The nonproject Environmental Impact Statements (EISs) will identify corridors to meet future energy needs, address the critical issue of transmission siting, and provide a streamlined and faster path for future transmission development. The two new sections on nonproject EISs will help transmission developers navigate the challenging siting process. However, there should be completion dates for the nonproject EISs to ensure these reviews are done in a timely manner. Local elected boards should also receive the same attention as federally recognized Indian tribes. The language related to conditional firm and resource planning is workable. There is appreciation for language in the intent section that affirms the use of the local permitting process for transmission siting.

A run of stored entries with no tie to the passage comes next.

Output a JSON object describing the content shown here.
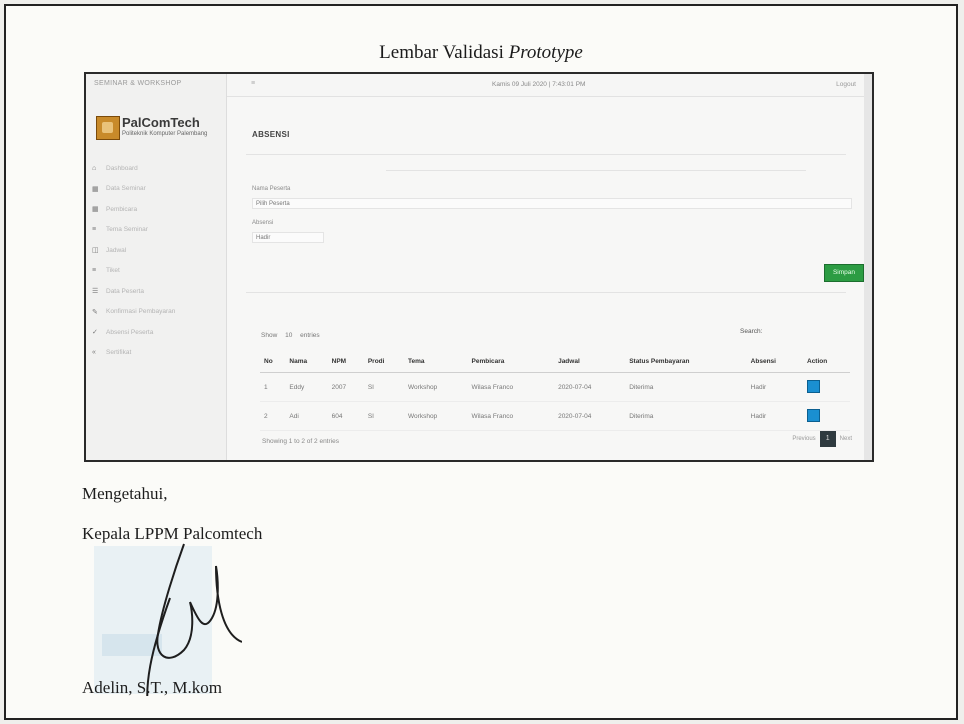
{
  "document": {
    "title_prefix": "Lembar Validasi",
    "title_italic": "Prototype",
    "acknowledged": "Mengetahui,",
    "position": "Kepala LPPM Palcomtech",
    "signer": "Adelin, S.T., M.kom"
  },
  "app": {
    "sidebar_header": "SEMINAR & WORKSHOP",
    "logo_name": "PalComTech",
    "logo_tagline": "Politeknik Komputer Palembang",
    "menu": [
      {
        "icon": "home-icon",
        "glyph": "⌂",
        "label": "Dashboard"
      },
      {
        "icon": "grid-icon",
        "glyph": "▦",
        "label": "Data Seminar"
      },
      {
        "icon": "grid-icon",
        "glyph": "▦",
        "label": "Pembicara"
      },
      {
        "icon": "list-icon",
        "glyph": "≡",
        "label": "Tema Seminar"
      },
      {
        "icon": "calendar-icon",
        "glyph": "◫",
        "label": "Jadwal"
      },
      {
        "icon": "list-icon",
        "glyph": "≡",
        "label": "Tiket"
      },
      {
        "icon": "users-icon",
        "glyph": "☰",
        "label": "Data Peserta"
      },
      {
        "icon": "edit-icon",
        "glyph": "✎",
        "label": "Konfirmasi Pembayaran"
      },
      {
        "icon": "check-icon",
        "glyph": "✓",
        "label": "Absensi Peserta"
      },
      {
        "icon": "chevron-icon",
        "glyph": "«",
        "label": "Sertifikat"
      }
    ],
    "topbar_toggle": "≡",
    "topbar_datetime": "Kamis 09 Juli 2020 | 7:43:01 PM",
    "topbar_logout": "Logout",
    "panel_title": "ABSENSI",
    "form": {
      "participant_label": "Nama Peserta",
      "participant_value": "Pilih Peserta",
      "attendance_label": "Absensi",
      "attendance_value": "Hadir"
    },
    "save_button": "Simpan",
    "show_label": "Show",
    "show_value": "10",
    "entries_label": "entries",
    "search_label": "Search:",
    "table": {
      "headers": [
        "No",
        "Nama",
        "NPM",
        "Prodi",
        "Tema",
        "Pembicara",
        "Jadwal",
        "Status Pembayaran",
        "Absensi",
        "Action"
      ],
      "rows": [
        [
          "1",
          "Eddy",
          "2007",
          "SI",
          "Workshop",
          "Wilasa Franco",
          "2020-07-04",
          "Diterima",
          "Hadir",
          ""
        ],
        [
          "2",
          "Adi",
          "604",
          "SI",
          "Workshop",
          "Wilasa Franco",
          "2020-07-04",
          "Diterima",
          "Hadir",
          ""
        ]
      ]
    },
    "footer_showing": "Showing 1 to 2 of 2 entries",
    "pager": {
      "previous": "Previous",
      "page": "1",
      "next": "Next"
    },
    "accent_green": "#2c9c43",
    "accent_blue": "#1a8fd1"
  }
}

(Opposed) The Energy Facility Site Evaluation Council (EFSEC) does not incorporate input from local governments, it only accepts their input. The bill includes much more detail for how the EFSEC must consult with federally recognized Indian tribes than for how the EFSEC must engage with local governments. Local governments know exactly what works best for natural resources. Local governments have agricultural land that they are supposed to protect but that has been sited for the solar industrial complexes. At a minimum, the EFSEC should consult with local governments in the same way as with federally recognized Indian tribes.